Robert Sungenis seems to be willing to abandon Thomistic philosophy (natural law) to justify a position which is questionable that the magisterium ever held in the first place. The price for **his **allegiance is far too high. Even Cardinal Schonborn of Vienna noted the rise in “fundamentalism” and the threat it poses to Catholic scholarship, espicially in the United States stephanscom.at/edw/katechesen/articles/2005/12/02/a9719/

While some people might think that they are better than the Bishops, I think that obedience to them seems to only apply to the ultra-conservative bishops or even schismatic bishops. Last time I checked the USCCB was an authoritative body and I personally enjoy their literature, including especially their book on the 1986 meeting of religion and science with such names as Edward O. Wilson and Dr. Lejeune of Paris present.
[/quote]

I think that the “scoop” [the other] Mark wanted was related to how EWTN had a run-in with the USCCB.

Robert Sungenis quotes Aquinas quite often, and I do not think you are right that he has abandoned natural law.

If you feel that the magesterium never held “that” view (i.e., geocentrism), explain this from the Holy office, used by Paul V, Urban VIII, and Alexander VII:

Does not sound “questionable” to me. Seems pretty clear. Only modernist meddling, distortion, hand waving, etc., can make that sound unclear.

The Church has not overturned any of the verdicts related to geocentrism. You can read all the modern “literature” you want, but will not find a reversal of the papal declarations. The papal declarations stand above any modern opinions, regardless of how convincing you find them.

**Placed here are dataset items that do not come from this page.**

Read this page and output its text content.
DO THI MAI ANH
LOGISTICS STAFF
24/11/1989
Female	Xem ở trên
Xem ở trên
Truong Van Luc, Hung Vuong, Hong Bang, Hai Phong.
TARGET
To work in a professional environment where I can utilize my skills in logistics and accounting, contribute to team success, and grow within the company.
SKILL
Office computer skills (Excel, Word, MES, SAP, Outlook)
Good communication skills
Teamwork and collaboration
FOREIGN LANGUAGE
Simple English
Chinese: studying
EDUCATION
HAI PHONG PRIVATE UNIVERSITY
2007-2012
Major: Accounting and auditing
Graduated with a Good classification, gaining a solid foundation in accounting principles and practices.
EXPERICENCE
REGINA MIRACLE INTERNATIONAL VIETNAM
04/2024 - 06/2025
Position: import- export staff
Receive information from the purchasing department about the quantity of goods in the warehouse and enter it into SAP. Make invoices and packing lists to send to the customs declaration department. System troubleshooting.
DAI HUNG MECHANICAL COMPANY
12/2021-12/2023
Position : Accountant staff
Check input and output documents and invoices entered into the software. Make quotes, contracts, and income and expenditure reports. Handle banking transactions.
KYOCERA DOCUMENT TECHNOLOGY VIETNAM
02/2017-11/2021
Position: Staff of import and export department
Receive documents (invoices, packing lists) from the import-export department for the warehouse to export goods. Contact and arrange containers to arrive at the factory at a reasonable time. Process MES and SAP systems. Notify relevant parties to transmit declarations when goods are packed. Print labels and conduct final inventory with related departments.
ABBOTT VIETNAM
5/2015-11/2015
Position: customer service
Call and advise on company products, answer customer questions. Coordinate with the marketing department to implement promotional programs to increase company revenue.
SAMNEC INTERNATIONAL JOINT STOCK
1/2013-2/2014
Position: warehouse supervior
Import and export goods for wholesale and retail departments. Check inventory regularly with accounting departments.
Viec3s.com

This coupled with the fact that science has yet to even demonstrate that the earth moves (in a manner distinguishable from counter movement of the universe) makes for an interesting case.

Mark Wyatt
www.veritas-catholic.blogspot.com


#20

[quote=EtienneGilson] … Even Cardinal Schonborn of Vienna noted the rise in “fundamentalism” and the threat it poses to Catholic scholarship, espicially in the United States stephanscom.at/edw/katechesen/articles/2005/12/02/a9719/


[/quote]

I do not see Sungenis mentioned in this paper. Do you have a specific point or points?

Maybe he means the fundamentalists who treat only the current administrations views as orthodox, and reject the past? This is a current form of Catholic fundamentalism (papalotry).